Grocers have tried plenty of tech solutions over the years to shorten the time customers spend in line. But the latest wait-shortening technology is coming not from an individual grocer, but Google’s crowdsourced data.
Also read, Alibaba's Grocery Stores Promises Consumers a ‘New Retail’ Experience.
Google Maps is implementing functionality that uses anonymous crowdsourced location data to let users see estimated wait times at grocery stores, according to Thrillist. Google will roll the technology out before Thanksgiving. The tool for determining the wait at grocery stores is the second of two data-driven crowd size-gauging tools. The first, which launched Tuesday, allows users to determine what the average wait time will be for a table at a given restaurant.
Grocer strategies for limiting customer frustration with lines have taken many forms.
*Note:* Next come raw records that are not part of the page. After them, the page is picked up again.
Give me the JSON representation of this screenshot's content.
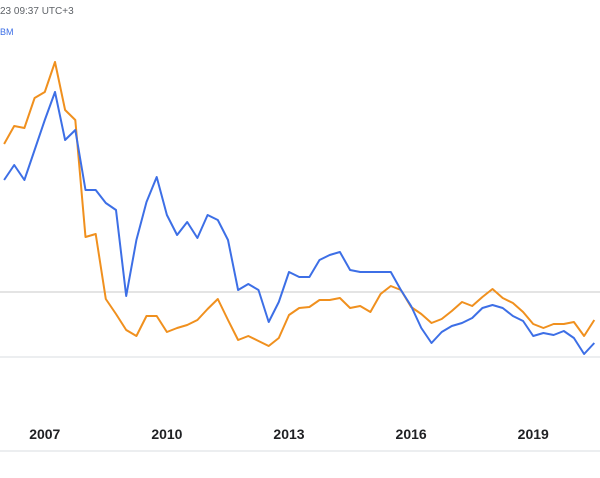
{
  "chart_data": {
    "type": "line",
    "timestamp": "23 09:37 UTC+3",
    "x": [
      2006.0,
      2006.25,
      2006.5,
      2006.75,
      2007.0,
      2007.25,
      2007.5,
      2007.75,
      2008.0,
      2008.25,
      2008.5,
      2008.75,
      2009.0,
      2009.25,
      2009.5,
      2009.75,
      2010.0,
      2010.25,
      2010.5,
      2010.75,
      2011.0,
      2011.25,
      2011.5,
      2011.75,
      2012.0,
      2012.25,
      2012.5,
      2012.75,
      2013.0,
      2013.25,
      2013.5,
      2013.75,
      2014.0,
      2014.25,
      2014.5,
      2014.75,
      2015.0,
      2015.25,
      2015.5,
      2015.75,
      2016.0,
      2016.25,
      2016.5,
      2016.75,
      2017.0,
      2017.25,
      2017.5,
      2017.75,
      2018.0,
      2018.25,
      2018.5,
      2018.75,
      2019.0,
      2019.25,
      2019.5,
      2019.75,
      2020.0,
      2020.25,
      2020.5
    ],
    "series": [
      {
        "name": "BM",
        "color": "#3d6fe6",
        "values": [
          112,
          127,
          112,
          142,
          172,
          200,
          152,
          162,
          102,
          102,
          89,
          82,
          -4,
          52,
          90,
          115,
          77,
          57,
          70,
          54,
          77,
          72,
          52,
          2,
          8,
          2,
          -30,
          -10,
          20,
          15,
          15,
          32,
          37,
          40,
          22,
          20,
          20,
          20,
          20,
          2,
          -14,
          -36,
          -51,
          -40,
          -34,
          -31,
          -26,
          -16,
          -13,
          -16,
          -24,
          -29,
          -44,
          -41,
          -43,
          -39,
          -46,
          -62,
          -51
        ]
      },
      {
        "color": "#f0901e",
        "values": [
          148,
          166,
          164,
          194,
          200,
          230,
          182,
          172,
          55,
          58,
          -7,
          -22,
          -38,
          -44,
          -24,
          -24,
          -40,
          -36,
          -33,
          -28,
          -17,
          -7,
          -28,
          -48,
          -44,
          -49,
          -54,
          -46,
          -23,
          -16,
          -15,
          -8,
          -8,
          -6,
          -16,
          -14,
          -20,
          -2,
          6,
          2,
          -15,
          -22,
          -31,
          -27,
          -19,
          -10,
          -14,
          -5,
          3,
          -6,
          -11,
          -20,
          -32,
          -36,
          -32,
          -32,
          -30,
          -44,
          -28
        ]
      }
    ],
    "xlim": [
      2005.9,
      2020.64
    ],
    "ylim": [
      -108,
      292
    ],
    "xticks": [
      2007,
      2010,
      2013,
      2016,
      2019
    ]
  }
}
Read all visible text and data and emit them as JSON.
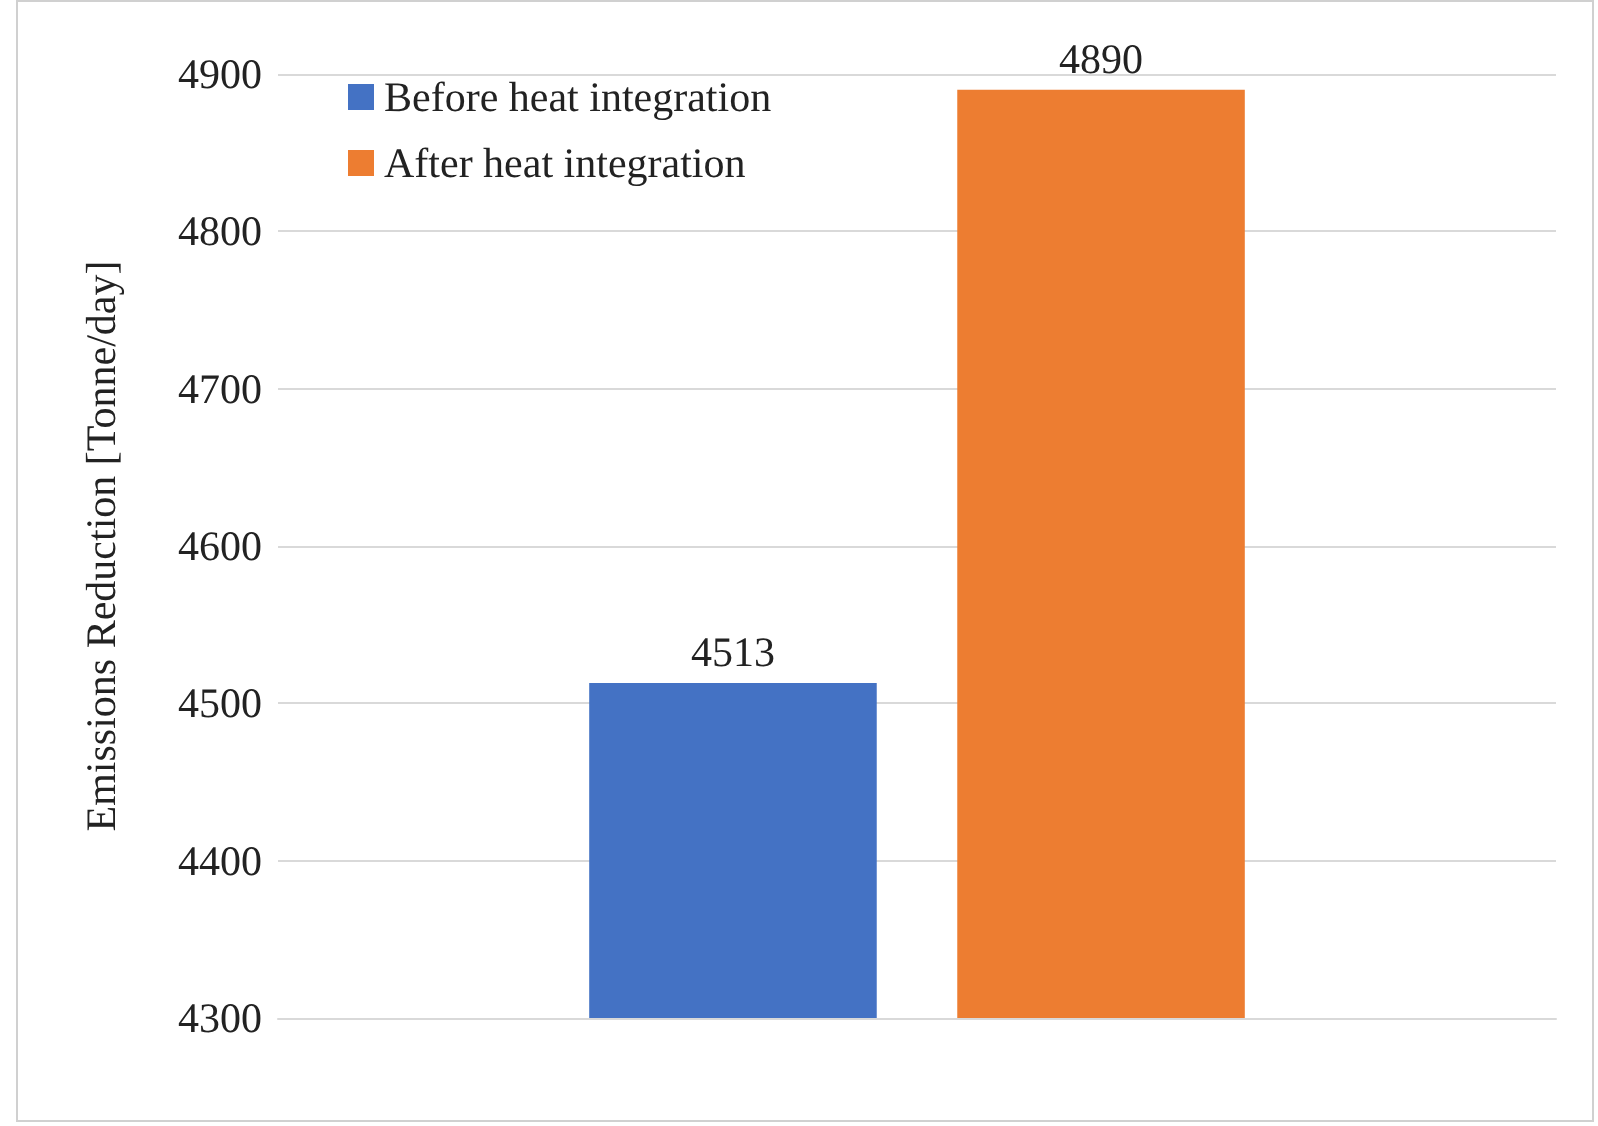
{
  "chart_data": {
    "type": "bar",
    "ylabel": "Emissions Reduction [Tonne/day]",
    "categories": [
      null
    ],
    "series": [
      {
        "name": "Before heat integration",
        "color": "#4472c4",
        "values": [
          4513
        ]
      },
      {
        "name": "After heat integration",
        "color": "#ed7d31",
        "values": [
          4890
        ]
      }
    ],
    "ylim": [
      4300,
      4900
    ],
    "yticks": [
      4300,
      4400,
      4500,
      4600,
      4700,
      4800,
      4900
    ],
    "grid": "y",
    "legend": "top left",
    "data_labels": true
  }
}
Some have tried distraction, installing digital signage to make the time in line pass more quickly. Others, like Hy-Vee, have tried data-driven “traffic lights” that gauge the business of each line and signal each customer to the fastest checkout.
Then there’s Amazon.com, which planned to do away with the grocery line entirely with its automated Amazon Go concept. While some speculate that Amazon may fold the checkout-free functionality into Whole Foods, Amazon Go remains in its beta phase and its official launch has been delayed indefinitely due to technical challenges, according to The Motley Fool.
Amazon’s other big line-killer has also run into problems. As AmazonFresh’s recent exit from numerous ZIP codes seems to indicate, grocery delivery is a tough nut to crack at scale, and may require some big technological leaps to be feasible in many markets. So, long lines at store checkouts may remain a reality for some time to come.
Studies have indicated that wait times exceeding four minutes sometimes lead shoppers to avoid stores at certain times, leave a store or even, in rare cases, stop visiting a store altogether.
The Google Maps feature may serve as an aid to grocers by instructing shoppers to avoid peak shopping times. However, the service may also serve to direct shoppers to competitors where waits are shorter.